At the heart of the Tax Justice Together Project is the problem of tax avoidance. Every year $160bn is shifted out of developing countries and into ‘tax havens’, which are countries (geographical locations) who set very low corporate tax rates in order to attract business. When a company uses tax loopholes to move its profits out of the country in which it was generated, it prevents that country from collecting tax that could otherwise tackle poverty and inequality, and pay for basic life-saving services such as healthcare and education.
Our project is about increasing critical understanding and active engagement, alongside campaigners in the global south, in pan-European efforts towards progressive and fair reform of global tax policies. We have identified key structural problems in the current tax system and aim to affect policy change on a global, international and national level.
What are the problems we want to address and the changes we want to see?
International tax system
The global tax system is biased towards the interests of rich countries and is set up so that multinational companies can slash their tax bills by exploiting tax loopholes. A fair tax system can only be developed if all countries involved are at the table and have equal say in what their taxing rights are. Currently, four fifths of the world’s countries are not represented in such negotiations, whilst big business has a disproportionate influence on the process.
Global - The European Union and EU members’ states support the establishment of a global forum for inclusive and fair negotiations on international corporate tax reform.
One of the key principles of tax havens is that they offer confidentiality – this means profits in tax havens are hidden profits – they are ‘offshore’. Corporate secrecy facilitates tax avoidance, as it allows multinational companies to shift profits between subsidiaries without scrutiny. Requiring multinational companies to publicly report key economic data such as sales, turnover, employment and profit on a country by country basis would give developing country tax authorities and civil society groups a powerful tool to identify where profit shifting and tax avoidance may be occurring.
Pan-European – The introduction of Country by Country Reporting (CBCR) and more transparent accounting rules that oblige large companies in any sector to publish key financial information which would help ensure tax authorities can act to make sure large companies pay their fair share.
When a company makes profit in one country and moves it to a subsidiary in another, it pays tax on the transaction. Tax treaties were originally designed to prevent double taxation whereby the same income is taxed in both the country form which it came, and the country in which it ends up - they are used to reduce a country’s capacity to tax a financial flow. However, the problem often faced by developing countries, is that when the treaty is signed it contains more favourable taxing rights for the rich country and leaves the poorer country with reduced capacity to tax the transaction. Tax treaties are being used as a tool to lower taxation on cross-border transactions and therefore keep an unfair share of profits.
National – The climate around tax is different in each of the 19 countries in which we are working. Our partners will work on any national policy change that will contribute towards the specific project objective, such as the push for EU member states to shift the taxing rights to countries in the global south through the reform of tax treaties.
Who are we and what will our approach be?

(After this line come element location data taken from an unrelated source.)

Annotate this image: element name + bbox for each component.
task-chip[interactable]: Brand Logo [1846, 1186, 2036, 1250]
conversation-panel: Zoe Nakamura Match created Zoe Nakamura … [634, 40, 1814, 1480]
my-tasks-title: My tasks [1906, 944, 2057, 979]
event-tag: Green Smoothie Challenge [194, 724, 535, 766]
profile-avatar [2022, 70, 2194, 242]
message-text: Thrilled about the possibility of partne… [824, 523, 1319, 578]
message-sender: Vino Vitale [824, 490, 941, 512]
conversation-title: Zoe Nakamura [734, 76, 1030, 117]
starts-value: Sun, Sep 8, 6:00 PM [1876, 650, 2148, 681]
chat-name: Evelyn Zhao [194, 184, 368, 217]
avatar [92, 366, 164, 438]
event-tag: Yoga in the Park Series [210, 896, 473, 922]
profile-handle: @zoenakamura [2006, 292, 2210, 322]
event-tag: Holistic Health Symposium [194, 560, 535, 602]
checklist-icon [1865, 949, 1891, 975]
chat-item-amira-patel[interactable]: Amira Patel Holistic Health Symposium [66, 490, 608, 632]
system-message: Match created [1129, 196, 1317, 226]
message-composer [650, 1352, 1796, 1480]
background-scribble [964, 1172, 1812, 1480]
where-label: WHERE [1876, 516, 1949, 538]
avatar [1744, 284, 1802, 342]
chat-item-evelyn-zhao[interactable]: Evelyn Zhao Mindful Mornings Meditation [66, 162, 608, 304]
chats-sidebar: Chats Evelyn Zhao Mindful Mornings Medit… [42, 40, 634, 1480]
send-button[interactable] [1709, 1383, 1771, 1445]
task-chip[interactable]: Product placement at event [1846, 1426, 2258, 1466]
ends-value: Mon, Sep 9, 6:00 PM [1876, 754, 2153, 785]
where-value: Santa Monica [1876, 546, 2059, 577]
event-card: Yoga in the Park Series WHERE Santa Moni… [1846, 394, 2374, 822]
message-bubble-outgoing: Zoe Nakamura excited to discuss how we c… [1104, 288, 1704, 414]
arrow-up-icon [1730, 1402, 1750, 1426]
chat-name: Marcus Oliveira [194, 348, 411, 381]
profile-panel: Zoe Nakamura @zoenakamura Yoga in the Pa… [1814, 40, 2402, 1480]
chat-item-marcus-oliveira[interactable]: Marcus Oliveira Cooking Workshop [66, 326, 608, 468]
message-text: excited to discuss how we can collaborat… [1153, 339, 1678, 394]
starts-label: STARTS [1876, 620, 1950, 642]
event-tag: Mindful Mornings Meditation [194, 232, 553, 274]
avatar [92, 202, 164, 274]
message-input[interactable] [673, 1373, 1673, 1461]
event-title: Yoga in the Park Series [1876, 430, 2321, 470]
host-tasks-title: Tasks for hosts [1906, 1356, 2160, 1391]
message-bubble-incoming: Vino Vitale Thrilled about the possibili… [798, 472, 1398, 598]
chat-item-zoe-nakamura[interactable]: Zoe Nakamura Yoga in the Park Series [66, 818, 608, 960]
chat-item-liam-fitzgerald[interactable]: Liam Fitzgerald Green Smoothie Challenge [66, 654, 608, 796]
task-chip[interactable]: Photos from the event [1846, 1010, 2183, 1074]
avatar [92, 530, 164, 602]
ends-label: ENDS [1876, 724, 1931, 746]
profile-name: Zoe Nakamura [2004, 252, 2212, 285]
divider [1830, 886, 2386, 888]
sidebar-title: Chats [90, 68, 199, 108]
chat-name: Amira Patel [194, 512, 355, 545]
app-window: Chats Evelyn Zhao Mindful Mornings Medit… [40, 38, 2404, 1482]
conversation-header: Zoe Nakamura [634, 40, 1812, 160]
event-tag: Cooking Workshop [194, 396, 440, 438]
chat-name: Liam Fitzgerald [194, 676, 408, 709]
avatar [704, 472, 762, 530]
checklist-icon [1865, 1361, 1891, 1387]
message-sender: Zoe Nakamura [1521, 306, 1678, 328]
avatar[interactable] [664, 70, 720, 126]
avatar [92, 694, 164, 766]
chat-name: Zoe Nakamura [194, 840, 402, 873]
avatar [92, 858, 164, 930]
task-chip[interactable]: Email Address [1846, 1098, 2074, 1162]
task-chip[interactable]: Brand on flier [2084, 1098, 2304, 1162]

Tax Justice Together is made up of 24 Partners representing ActionAid and Oxfam families as well as 8 other European and Latin-American NGOs all committed to finding exciting and engaging ways to get citizens in Europe and Global South talking about tax, and taking action to demand a fairer system. In addition to national campaigns contributing to our overall objectives, we will also be organising joint activities across four main areas: communication, training, mobilisation and influencing. Some of the most exciting activities include Campaigner’s Conferences, Inter-rail tour, Blog Action Day, joint media stunts, training and many events in 19 countries including film screenings, talks, tax tours and street actions.
Global Tax Body welcomes Financing for Development negotiators (Eurodad: Global Week of Action)
Our vision on development aid in 3 questions
Why should we care about development aid?
Development aid is a crucial stream of funding for the world’s poorest communities. For some it is a lifeline against a back drop of corporate tax avoidance that prevents countries from collecting the tax revenue needed to provide basic services that we in Western societies take for granted. By acknowledging the interconnectedness as well as structural problems of the global economic order, it is our responsibility to address the issues, which prevent countries in the Global South from sustainable development and ensuring economic, social and human rights for all.
What is the added value of the EU as a global player?
The EU and its member states are the largest donors of development aid in the world, and yet developing countries loose $160bn every year. 2015 is the Year for Development which provides an opportunity for the EU and its member states to lead on promoting fair and equitable tax reform as a driver for inclusive and sustainable growth, reducing poverty and inequality, and promoting fairer relations between developed and developing countries, in the context of the post-Millennium Development Goals consensus.
How can each of us make a difference?
It is our individual responsibility to recognise and use the voice of civil society to influence change. We are not citizens only on Election Day, but can and should use our voice to keep decision-makers as well as global corporations accountable every day. Being aware of the injustice many of the world communities experience on daily basis is the beginning of change. Through understanding the inter-relations between the developed and developing countries, and by taking joint actions, holding decision-makers accountable on a national, European and global level, we can drive change forward.